Is there any obvious thing I am missing? Any advice on how to achieve a model which is better at reflecting uncertainty?

Thank you very much and kind regards.


#2

For the prediction to work, you need to formula the election result as some kind of function of the prediction from the experts. It might sound a bit weird, but think of it as forecasting. Otherwise, what you are doing now is basically sampling from the prior Beta(1., 1.) Because of the inefficiency of Metropolis, the sampler will stuck quite a lot which gives you lots of either 0 or 1.


#3

Actually, the way you are modelling should be fine - the problem might be just the inefficiency of Metropolis then. You can generate posterior prediction like this maybe:
post_predi = np.random.binomial(p=trace['pm_event_prob'][:,10:], n=1)


#4

Hey, thank you for taking your time to have a look at this. In what way does the Metropolis sampler behave inefficient in this case?
Even the posterior sample for ‘pm_event_prob’ is somewhat contradictory to what I expect. For once, despite a high number events and experts, the shape is very much dependent on the prior I pass for it. If I give a uniform prior, the histogram is always triangular, while for a different beta prior it is smoother. Additionally, independent of the event and the consensus per event, the posterior of ‘pm_event_prob’ is always taking on one of two “shapes”, with most probability mass at 0 or 1, but there are no gradual differences which would indicate higher or lower uncertainty.
Is my model misspecified or am I missing something about the internal mechanics of pymc3?


#5

Looking at the trace the value rarely move, which means most of the proposal value is rejected. This is usually an indication of inefficiency.

As for the shape of the posterior, I would reason that this is the way the model is. As from a uniform or Beta(1, 1) prior with 1 observation (indeed, each of the event only observed once), the posterior is necessary triangular.


#6

Thank you for looking into this and sorry for the late reply, was on vacation.

What you say in regard to the shape of the posterior makes sense, didn’t consider this.
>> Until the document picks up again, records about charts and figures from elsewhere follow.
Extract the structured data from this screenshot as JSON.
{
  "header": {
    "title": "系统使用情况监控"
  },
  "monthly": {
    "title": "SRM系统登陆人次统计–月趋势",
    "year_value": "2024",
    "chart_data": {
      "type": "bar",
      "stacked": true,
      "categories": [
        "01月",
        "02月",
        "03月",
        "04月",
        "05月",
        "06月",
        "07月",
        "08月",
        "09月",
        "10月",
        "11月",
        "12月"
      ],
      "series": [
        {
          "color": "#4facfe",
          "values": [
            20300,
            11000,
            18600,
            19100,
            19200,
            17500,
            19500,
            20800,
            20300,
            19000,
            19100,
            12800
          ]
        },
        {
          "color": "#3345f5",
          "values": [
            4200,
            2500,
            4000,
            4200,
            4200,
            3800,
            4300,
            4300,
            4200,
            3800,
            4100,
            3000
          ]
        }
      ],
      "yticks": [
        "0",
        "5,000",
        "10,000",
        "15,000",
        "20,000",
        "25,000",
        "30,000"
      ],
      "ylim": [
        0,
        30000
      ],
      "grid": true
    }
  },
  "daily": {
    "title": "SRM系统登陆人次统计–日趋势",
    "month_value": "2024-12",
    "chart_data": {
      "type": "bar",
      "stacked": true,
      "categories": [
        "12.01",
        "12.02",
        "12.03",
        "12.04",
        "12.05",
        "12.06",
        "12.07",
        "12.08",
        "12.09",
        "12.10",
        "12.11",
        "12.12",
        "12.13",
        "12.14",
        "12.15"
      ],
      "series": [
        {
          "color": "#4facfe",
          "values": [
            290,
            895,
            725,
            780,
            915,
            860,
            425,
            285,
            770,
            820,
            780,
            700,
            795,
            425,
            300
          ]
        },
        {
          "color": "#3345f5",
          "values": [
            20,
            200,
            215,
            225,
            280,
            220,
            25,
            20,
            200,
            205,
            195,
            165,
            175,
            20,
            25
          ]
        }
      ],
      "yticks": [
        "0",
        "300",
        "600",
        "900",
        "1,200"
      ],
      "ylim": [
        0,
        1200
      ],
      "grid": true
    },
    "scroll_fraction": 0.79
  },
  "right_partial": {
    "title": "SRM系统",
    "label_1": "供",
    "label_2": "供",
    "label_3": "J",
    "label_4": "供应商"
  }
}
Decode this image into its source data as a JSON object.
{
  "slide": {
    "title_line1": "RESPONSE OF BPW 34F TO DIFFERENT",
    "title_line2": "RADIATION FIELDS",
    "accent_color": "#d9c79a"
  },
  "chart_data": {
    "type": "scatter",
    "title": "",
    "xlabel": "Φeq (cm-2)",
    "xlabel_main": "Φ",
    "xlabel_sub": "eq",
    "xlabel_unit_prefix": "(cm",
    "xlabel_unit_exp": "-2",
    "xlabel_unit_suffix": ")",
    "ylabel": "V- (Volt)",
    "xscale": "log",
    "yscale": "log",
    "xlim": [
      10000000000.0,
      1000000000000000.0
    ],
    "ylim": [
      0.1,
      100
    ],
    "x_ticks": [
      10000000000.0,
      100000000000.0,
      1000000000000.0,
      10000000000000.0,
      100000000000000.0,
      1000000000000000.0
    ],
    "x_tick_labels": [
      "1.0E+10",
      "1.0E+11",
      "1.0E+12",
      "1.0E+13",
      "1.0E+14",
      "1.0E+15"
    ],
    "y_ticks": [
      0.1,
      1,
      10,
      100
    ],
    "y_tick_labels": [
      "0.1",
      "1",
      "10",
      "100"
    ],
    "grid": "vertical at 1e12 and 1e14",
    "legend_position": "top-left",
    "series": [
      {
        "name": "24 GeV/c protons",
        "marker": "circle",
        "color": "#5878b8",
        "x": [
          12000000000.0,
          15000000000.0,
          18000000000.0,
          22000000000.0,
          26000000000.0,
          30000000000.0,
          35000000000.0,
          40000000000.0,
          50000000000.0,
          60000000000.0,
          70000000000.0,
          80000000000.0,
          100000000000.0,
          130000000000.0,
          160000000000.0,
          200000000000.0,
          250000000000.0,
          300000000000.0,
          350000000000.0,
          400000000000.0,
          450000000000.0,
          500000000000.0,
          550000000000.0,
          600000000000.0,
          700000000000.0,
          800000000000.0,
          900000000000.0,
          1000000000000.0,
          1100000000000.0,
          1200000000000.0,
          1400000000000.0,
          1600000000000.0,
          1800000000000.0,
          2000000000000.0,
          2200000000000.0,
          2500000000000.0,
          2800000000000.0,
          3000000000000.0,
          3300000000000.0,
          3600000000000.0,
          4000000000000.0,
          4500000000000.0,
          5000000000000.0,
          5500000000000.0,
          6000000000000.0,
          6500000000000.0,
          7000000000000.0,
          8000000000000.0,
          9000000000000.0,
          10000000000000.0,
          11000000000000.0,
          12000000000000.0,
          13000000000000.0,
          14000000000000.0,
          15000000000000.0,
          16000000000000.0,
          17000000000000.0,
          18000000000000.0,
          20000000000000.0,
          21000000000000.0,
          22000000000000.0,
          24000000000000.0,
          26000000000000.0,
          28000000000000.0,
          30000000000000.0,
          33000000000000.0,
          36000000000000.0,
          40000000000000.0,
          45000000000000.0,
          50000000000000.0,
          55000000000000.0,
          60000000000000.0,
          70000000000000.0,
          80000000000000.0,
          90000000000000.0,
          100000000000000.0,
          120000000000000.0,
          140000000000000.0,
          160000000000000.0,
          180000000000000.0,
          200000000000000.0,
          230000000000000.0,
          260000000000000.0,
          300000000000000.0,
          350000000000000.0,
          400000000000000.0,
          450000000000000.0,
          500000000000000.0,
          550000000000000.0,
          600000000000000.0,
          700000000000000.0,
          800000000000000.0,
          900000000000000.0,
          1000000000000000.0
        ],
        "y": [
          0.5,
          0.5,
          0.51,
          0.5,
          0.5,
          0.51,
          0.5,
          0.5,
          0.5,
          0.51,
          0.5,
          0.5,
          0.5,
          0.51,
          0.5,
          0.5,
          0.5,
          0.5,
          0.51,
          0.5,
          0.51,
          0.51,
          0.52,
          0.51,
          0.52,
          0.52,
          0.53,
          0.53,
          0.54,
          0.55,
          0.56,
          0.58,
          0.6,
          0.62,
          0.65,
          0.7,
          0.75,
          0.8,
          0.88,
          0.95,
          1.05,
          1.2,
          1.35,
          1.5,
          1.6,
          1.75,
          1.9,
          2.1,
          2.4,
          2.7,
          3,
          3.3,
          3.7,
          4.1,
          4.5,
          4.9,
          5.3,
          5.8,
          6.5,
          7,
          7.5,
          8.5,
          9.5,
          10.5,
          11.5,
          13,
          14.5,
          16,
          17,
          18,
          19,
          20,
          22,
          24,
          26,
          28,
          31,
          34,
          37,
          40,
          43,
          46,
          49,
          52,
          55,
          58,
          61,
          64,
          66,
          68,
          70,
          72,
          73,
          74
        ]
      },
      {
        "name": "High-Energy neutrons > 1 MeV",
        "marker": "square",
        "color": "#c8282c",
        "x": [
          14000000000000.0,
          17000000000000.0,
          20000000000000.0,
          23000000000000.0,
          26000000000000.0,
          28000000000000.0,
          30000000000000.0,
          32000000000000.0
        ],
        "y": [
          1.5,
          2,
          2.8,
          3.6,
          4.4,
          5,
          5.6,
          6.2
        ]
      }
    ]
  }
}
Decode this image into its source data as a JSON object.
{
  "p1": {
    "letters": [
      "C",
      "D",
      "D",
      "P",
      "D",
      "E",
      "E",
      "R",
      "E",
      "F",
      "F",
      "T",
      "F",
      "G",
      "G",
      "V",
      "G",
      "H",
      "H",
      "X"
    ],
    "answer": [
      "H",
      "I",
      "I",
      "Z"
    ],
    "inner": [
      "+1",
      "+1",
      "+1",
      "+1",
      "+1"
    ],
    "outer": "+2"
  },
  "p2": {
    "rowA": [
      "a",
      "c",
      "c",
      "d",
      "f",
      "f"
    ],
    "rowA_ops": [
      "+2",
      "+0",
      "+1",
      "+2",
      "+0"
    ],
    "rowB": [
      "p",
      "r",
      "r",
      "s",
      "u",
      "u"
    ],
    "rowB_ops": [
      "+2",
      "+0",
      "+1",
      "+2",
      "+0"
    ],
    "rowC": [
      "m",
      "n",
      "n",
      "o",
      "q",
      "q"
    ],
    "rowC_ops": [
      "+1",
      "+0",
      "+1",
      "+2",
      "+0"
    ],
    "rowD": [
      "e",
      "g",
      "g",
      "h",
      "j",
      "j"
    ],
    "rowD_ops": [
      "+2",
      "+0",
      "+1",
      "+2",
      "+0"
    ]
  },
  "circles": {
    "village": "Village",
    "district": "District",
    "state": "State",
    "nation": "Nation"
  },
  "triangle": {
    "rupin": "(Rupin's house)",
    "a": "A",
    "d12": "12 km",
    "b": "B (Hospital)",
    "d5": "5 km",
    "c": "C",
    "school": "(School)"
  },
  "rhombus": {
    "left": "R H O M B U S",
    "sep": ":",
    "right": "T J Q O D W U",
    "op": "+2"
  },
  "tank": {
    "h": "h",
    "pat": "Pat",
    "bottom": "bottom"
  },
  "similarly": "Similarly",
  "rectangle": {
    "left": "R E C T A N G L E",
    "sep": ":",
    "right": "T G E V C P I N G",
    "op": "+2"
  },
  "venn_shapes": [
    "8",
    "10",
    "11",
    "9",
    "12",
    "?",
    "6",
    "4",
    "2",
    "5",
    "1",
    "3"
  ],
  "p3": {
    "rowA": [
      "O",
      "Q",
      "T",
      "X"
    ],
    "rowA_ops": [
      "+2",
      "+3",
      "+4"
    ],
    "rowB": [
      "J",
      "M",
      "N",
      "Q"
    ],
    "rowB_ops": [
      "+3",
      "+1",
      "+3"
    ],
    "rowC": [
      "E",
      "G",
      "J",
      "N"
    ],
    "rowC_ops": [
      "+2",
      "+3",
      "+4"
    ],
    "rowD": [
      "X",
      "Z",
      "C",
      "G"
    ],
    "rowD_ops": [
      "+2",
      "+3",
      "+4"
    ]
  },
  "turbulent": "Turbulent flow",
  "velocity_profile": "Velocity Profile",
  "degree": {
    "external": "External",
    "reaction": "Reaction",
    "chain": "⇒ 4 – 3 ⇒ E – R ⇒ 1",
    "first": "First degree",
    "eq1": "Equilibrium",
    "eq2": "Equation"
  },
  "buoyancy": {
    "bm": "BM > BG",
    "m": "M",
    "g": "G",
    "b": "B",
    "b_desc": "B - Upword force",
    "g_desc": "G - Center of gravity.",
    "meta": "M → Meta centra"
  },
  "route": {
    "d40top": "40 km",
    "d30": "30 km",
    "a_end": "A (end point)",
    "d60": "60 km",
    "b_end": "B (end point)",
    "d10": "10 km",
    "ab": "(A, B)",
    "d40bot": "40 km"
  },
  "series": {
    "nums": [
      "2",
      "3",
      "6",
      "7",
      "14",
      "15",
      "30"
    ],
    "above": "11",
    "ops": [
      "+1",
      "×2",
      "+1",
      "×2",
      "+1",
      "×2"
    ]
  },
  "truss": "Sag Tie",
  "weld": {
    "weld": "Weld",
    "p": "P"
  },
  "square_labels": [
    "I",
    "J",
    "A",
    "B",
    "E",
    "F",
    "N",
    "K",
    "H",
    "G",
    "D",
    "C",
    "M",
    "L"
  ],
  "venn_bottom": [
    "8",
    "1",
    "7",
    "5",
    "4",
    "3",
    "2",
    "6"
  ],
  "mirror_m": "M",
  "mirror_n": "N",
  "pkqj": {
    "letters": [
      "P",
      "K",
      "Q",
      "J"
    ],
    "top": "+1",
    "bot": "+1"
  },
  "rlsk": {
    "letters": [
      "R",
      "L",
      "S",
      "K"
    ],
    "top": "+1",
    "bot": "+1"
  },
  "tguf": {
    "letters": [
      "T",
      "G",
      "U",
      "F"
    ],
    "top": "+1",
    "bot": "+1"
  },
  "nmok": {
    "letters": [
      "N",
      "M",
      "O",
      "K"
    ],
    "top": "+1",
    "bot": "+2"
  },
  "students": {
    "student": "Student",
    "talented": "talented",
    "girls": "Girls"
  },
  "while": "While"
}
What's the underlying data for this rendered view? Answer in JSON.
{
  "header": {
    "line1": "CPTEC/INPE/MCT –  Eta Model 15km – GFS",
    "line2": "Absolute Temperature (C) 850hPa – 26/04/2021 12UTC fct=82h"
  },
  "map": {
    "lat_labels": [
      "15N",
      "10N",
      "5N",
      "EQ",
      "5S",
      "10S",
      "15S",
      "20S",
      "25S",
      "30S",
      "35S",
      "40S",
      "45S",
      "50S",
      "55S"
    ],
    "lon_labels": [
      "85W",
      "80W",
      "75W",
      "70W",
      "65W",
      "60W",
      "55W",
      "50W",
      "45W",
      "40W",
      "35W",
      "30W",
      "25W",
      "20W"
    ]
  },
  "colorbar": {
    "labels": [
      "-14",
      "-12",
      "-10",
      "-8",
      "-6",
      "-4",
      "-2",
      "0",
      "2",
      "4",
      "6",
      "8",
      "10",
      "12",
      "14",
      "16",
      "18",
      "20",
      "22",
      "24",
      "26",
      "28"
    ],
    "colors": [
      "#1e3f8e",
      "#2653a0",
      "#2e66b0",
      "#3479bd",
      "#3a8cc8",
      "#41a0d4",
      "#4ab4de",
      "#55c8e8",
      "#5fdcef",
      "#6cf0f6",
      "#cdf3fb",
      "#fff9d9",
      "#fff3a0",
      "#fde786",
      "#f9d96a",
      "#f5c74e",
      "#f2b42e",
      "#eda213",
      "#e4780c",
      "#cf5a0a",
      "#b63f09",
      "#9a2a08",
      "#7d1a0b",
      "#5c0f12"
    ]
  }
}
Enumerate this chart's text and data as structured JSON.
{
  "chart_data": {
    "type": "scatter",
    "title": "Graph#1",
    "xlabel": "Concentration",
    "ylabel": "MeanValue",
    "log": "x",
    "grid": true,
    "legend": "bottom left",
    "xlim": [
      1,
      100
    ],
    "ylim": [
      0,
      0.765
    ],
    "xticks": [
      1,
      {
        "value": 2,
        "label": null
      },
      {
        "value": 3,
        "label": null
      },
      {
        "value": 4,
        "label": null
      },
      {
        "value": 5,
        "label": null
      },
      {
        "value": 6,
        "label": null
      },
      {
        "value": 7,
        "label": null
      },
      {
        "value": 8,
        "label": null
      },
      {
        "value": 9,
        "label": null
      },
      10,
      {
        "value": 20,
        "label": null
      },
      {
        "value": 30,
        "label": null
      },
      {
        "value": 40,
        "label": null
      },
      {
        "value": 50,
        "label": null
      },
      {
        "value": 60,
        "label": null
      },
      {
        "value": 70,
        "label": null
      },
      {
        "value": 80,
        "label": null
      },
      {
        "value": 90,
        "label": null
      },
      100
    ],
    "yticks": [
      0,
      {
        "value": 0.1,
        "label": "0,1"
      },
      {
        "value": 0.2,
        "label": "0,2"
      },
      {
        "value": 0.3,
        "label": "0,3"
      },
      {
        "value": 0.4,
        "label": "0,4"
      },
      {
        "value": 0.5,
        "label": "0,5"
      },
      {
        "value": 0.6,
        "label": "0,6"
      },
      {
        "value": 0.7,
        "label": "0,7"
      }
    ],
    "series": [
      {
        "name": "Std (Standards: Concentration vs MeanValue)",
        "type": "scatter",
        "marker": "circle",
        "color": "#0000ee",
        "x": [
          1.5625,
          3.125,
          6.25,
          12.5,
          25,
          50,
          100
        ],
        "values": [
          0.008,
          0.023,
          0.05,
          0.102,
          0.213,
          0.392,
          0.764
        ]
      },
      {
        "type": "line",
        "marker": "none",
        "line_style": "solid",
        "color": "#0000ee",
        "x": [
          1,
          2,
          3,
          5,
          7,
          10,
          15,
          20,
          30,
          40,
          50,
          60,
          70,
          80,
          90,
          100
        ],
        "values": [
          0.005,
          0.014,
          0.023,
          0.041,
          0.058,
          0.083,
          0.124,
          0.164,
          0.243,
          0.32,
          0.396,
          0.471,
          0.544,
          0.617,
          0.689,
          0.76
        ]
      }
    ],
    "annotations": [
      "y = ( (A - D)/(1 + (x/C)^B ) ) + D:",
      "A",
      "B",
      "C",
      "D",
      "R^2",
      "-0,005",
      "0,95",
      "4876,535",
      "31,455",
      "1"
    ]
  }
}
In regard to the sampler inefficiency: I do understand the issue with this, but is there any way to overcome this? I reckon given that, the posterior traces for the unobserved election events are not meaningful/ this model can not be used for this purpose?


#7

I would try a different way to model it just to compare, by using a logistic regression. In this way, even the election is not yet happen, you can use the linear regression to do prediction.
This implementation is pretty standard, so it should be a nice baseline as well.